Archaeologists on Wednesday unveiled the remains of an ancient auditorium where scholars, politicians and poets held debates and lectures, a site discovered during excavations of a bustling downtown piazza in preparation for a new subway line.
The partially dug complex, dating back to the 2nd century A.D., is believed to have been funded by Emperor Hadrian as a school to promote liberal arts and culture. Known as the “Athenaeum” and named after the city of Athens, which was considered the center of culture at the time, the auditorium could accommodate up to 200 people, experts said.
“Hadrian, who was a cultured emperor, wanted to re-establish the tradition of public recitation, conferences and poetry contests, as it used to happen in classic Greece,” Roberto Egidi, an archaeologist overseeing the digs, said during a tour. Egidi said the identification of the auditorium as Hadrian’s is “a likely hypothesis” due to the building’s specific structure, as well as references in ancient texts. The digs have turned up two terraced staircases used for seating, a corridor and marbled floors, Egidi said.

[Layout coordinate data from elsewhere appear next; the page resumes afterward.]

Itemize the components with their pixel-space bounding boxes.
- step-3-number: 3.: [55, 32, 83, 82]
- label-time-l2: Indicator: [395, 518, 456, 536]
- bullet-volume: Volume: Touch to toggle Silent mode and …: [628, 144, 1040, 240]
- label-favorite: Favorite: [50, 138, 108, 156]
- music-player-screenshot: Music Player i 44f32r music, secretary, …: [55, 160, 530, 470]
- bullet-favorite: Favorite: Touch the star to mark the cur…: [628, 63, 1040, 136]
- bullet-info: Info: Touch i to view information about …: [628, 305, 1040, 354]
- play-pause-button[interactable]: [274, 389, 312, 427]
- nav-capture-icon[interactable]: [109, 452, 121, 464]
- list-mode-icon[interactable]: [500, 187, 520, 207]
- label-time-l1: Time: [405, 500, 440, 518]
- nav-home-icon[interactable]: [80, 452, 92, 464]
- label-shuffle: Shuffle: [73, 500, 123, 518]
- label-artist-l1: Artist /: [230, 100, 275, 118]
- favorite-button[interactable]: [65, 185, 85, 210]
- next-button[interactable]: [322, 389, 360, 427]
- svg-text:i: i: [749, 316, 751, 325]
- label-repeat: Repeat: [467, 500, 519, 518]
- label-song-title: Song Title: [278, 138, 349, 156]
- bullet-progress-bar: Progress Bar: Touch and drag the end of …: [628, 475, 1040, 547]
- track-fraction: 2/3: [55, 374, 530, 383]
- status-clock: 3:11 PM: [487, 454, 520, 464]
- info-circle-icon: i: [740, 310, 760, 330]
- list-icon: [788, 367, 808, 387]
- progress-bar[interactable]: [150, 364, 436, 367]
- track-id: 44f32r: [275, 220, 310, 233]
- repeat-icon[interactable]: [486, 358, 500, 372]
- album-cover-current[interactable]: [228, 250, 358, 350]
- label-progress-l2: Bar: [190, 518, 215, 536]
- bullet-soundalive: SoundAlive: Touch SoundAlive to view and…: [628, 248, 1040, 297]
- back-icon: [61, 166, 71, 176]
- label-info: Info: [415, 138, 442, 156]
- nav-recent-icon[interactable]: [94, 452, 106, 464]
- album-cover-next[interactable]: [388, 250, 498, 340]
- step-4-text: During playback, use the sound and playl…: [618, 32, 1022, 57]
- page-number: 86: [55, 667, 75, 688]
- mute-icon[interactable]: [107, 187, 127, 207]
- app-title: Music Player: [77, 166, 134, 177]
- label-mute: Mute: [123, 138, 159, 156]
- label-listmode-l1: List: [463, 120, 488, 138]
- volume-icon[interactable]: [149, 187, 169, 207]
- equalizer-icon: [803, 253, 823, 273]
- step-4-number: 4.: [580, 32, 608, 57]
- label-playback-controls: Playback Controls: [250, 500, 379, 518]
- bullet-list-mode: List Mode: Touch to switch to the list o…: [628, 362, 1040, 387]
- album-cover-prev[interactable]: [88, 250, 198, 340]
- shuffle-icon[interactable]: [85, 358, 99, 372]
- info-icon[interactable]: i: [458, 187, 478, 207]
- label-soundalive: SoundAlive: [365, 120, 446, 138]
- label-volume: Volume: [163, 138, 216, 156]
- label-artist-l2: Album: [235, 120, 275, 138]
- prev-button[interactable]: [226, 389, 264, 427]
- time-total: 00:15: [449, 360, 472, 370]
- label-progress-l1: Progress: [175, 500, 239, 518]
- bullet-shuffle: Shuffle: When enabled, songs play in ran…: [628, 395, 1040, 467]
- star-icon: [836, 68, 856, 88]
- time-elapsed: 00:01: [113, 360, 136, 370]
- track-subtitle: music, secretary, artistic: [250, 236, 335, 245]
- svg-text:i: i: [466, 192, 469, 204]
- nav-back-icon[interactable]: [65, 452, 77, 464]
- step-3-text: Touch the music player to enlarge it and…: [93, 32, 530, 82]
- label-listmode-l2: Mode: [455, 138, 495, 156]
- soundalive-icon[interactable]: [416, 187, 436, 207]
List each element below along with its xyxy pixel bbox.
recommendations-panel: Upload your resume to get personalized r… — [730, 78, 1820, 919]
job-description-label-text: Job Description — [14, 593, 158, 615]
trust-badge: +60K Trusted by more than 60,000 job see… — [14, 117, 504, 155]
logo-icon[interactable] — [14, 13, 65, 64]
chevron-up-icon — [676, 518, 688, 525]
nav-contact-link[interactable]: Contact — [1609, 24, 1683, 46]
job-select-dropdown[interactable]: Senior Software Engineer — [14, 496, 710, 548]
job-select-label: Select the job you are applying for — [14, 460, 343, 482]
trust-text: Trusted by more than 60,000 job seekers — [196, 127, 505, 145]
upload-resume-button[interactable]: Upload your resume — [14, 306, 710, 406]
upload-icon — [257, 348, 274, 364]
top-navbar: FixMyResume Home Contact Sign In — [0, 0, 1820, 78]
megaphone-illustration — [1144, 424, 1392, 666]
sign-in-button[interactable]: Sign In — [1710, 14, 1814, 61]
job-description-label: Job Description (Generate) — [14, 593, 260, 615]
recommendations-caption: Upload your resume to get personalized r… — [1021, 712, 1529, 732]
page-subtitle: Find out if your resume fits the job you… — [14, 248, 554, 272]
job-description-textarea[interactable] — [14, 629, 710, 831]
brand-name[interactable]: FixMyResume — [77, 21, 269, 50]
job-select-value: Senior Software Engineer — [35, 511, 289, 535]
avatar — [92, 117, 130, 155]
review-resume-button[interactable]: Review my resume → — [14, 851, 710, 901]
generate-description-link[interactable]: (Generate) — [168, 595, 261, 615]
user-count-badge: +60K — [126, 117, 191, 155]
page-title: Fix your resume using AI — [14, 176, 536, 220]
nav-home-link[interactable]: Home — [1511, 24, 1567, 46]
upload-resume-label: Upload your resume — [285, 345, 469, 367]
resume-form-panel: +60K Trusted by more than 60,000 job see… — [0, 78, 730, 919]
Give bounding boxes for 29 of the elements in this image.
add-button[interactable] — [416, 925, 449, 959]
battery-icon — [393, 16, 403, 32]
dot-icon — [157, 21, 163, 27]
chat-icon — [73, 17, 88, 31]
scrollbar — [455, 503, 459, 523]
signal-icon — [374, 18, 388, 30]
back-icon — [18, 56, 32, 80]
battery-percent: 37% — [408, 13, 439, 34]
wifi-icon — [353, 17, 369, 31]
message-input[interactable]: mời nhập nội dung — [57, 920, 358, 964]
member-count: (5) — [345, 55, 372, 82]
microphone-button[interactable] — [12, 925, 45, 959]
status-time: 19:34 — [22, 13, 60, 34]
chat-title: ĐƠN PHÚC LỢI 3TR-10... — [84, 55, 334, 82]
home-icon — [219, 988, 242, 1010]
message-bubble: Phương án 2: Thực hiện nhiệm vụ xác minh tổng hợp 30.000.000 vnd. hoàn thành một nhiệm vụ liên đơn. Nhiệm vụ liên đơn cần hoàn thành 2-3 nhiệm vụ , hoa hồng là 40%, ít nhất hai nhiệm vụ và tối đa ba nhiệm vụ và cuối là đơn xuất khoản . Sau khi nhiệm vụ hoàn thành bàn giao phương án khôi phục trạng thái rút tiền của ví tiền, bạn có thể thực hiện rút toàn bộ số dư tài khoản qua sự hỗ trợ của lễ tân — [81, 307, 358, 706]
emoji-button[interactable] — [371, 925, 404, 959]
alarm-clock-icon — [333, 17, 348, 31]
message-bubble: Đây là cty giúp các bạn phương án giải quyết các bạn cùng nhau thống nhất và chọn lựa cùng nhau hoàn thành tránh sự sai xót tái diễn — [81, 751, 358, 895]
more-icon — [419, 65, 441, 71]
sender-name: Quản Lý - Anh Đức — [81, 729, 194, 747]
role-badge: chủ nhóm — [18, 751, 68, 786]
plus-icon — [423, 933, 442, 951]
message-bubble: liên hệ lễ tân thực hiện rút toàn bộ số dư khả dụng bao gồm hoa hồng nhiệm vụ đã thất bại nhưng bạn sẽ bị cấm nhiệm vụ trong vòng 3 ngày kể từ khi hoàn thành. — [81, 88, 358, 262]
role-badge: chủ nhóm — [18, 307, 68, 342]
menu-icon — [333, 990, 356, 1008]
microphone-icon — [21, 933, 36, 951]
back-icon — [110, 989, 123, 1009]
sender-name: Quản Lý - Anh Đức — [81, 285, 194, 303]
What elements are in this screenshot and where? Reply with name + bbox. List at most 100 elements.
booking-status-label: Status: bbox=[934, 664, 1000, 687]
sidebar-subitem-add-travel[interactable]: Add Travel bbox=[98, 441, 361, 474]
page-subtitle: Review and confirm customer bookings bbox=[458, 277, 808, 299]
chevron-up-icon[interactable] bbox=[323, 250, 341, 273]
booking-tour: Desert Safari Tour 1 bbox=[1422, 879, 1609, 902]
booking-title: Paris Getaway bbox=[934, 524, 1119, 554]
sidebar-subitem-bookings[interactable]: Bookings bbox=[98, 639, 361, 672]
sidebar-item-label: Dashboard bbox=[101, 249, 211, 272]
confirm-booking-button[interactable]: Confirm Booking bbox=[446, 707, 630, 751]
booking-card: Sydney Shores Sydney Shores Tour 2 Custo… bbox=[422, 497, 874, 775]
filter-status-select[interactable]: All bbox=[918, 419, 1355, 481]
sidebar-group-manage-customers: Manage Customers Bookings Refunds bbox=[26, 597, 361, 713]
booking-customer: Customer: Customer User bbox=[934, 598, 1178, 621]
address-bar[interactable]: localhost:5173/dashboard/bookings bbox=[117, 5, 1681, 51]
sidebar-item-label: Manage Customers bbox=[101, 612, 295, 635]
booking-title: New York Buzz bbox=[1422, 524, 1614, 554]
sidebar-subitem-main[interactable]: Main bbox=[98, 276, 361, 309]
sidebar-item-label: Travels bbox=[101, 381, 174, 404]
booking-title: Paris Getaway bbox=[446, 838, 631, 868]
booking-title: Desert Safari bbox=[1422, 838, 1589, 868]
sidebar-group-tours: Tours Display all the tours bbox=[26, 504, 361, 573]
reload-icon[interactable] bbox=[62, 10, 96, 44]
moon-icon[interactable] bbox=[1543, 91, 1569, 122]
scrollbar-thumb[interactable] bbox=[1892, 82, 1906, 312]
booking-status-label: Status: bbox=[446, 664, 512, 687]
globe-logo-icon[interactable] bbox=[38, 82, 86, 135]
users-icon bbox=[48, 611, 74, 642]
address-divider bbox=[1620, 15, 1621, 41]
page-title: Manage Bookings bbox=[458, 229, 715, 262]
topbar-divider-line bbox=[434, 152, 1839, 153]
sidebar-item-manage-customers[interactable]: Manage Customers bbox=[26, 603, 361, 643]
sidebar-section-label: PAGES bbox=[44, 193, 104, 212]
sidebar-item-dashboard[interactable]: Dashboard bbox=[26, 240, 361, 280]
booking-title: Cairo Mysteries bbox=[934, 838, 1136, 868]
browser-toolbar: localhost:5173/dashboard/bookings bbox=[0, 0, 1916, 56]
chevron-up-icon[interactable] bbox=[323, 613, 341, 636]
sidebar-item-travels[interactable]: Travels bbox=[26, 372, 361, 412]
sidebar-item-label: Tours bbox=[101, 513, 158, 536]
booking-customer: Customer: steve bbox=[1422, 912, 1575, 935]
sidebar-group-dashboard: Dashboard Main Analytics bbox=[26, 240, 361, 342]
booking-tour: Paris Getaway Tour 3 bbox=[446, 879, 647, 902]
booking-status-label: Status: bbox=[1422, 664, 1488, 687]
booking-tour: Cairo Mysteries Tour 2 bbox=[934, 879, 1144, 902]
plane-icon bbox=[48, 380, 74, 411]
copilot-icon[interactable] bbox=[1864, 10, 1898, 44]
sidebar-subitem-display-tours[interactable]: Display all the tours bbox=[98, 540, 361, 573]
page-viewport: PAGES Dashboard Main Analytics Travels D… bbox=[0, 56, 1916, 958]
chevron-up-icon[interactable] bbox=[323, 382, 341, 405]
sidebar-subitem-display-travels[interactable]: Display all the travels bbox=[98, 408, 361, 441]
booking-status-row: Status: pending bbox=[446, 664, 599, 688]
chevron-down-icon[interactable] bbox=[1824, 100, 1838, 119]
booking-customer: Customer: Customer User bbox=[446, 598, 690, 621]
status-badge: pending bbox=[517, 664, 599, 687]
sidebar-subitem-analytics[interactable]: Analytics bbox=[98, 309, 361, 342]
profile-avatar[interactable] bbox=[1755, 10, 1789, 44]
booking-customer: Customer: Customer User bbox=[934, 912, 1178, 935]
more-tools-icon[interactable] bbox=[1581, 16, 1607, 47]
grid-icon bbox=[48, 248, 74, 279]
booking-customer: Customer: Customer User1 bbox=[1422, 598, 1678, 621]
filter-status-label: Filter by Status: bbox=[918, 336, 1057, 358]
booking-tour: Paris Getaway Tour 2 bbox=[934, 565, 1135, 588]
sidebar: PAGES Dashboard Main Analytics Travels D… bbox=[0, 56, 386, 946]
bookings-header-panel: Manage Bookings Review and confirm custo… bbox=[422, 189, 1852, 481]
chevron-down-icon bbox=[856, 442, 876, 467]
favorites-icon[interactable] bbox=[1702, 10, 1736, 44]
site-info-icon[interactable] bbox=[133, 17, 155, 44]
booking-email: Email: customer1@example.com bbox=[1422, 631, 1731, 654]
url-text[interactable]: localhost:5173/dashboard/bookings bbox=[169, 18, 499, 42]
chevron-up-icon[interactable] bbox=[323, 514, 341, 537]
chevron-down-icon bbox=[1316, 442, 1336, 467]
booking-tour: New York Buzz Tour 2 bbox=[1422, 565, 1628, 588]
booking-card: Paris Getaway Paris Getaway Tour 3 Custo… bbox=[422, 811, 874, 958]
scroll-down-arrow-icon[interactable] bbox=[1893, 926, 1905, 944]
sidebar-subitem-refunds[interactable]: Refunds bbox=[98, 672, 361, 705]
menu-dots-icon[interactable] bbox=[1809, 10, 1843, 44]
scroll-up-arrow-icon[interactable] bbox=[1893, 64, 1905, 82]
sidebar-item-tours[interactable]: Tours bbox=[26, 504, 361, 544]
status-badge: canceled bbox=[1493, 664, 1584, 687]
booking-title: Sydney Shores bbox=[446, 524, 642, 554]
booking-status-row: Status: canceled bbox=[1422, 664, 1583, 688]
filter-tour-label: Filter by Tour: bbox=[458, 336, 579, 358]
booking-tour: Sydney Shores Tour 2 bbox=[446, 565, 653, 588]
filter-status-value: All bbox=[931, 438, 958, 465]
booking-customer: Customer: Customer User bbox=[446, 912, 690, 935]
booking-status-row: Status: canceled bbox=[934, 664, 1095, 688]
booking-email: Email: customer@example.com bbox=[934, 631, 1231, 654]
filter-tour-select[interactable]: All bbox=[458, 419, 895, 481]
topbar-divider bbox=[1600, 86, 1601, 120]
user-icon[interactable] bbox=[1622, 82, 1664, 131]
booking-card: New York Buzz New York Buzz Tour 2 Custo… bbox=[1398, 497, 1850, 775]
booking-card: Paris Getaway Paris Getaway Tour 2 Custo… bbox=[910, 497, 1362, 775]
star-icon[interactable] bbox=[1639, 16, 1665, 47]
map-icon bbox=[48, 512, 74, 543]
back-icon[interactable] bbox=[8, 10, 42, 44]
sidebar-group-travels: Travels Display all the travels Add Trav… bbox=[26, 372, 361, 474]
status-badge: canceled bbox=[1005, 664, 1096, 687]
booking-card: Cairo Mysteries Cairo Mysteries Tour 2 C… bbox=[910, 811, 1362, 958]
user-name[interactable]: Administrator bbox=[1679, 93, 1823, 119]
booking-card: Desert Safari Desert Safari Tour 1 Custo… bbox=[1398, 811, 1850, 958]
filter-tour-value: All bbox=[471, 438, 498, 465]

Egidi also said the building’s upper floors are believed to have crumbled during an earthquake. The auditorium was discovered during excavations at Piazza Venezia, a busy intersection in the heart of Rome, just a few meters from the Roman Forum.
Archaeologists have been probing the depths of the Eternal City for months to pave the way for some of the 30 stations of the city’s planned third subway line. Many of the digs are near famous monuments or on key thoroughfares and several archaeological remains — including Roman taverns and 16th-century palace foundations — have already turned up at Piazza Venezia.
Francesco Giro, a top official with Italy’s culture ministry, said the entrance to the subway would be close to the auditorium, but in an area where digs turned up only ancient sewers. The archaeological investigations are needed only for the subway’s stairwells and air ducts, because the 15 miles (25 kilometers) of subway stations and tunnels will be dug at a depth of 80 to 100 feet (25 to 30 meters) — below the level of any past human habitation.
However, most of the digs still have yet to reach levels that date back to Roman times, where plenty of surprises may be waiting. Rome’s 2.8 million inhabitants rely on just two subway lines, which only skirt the city center, leaving it clogged with traffic and tourists. Plans for a third line that would serve the history-rich heart of Rome have been put off for decades amid funding shortages and fears that a wealth of archaeological discoveries would halt work.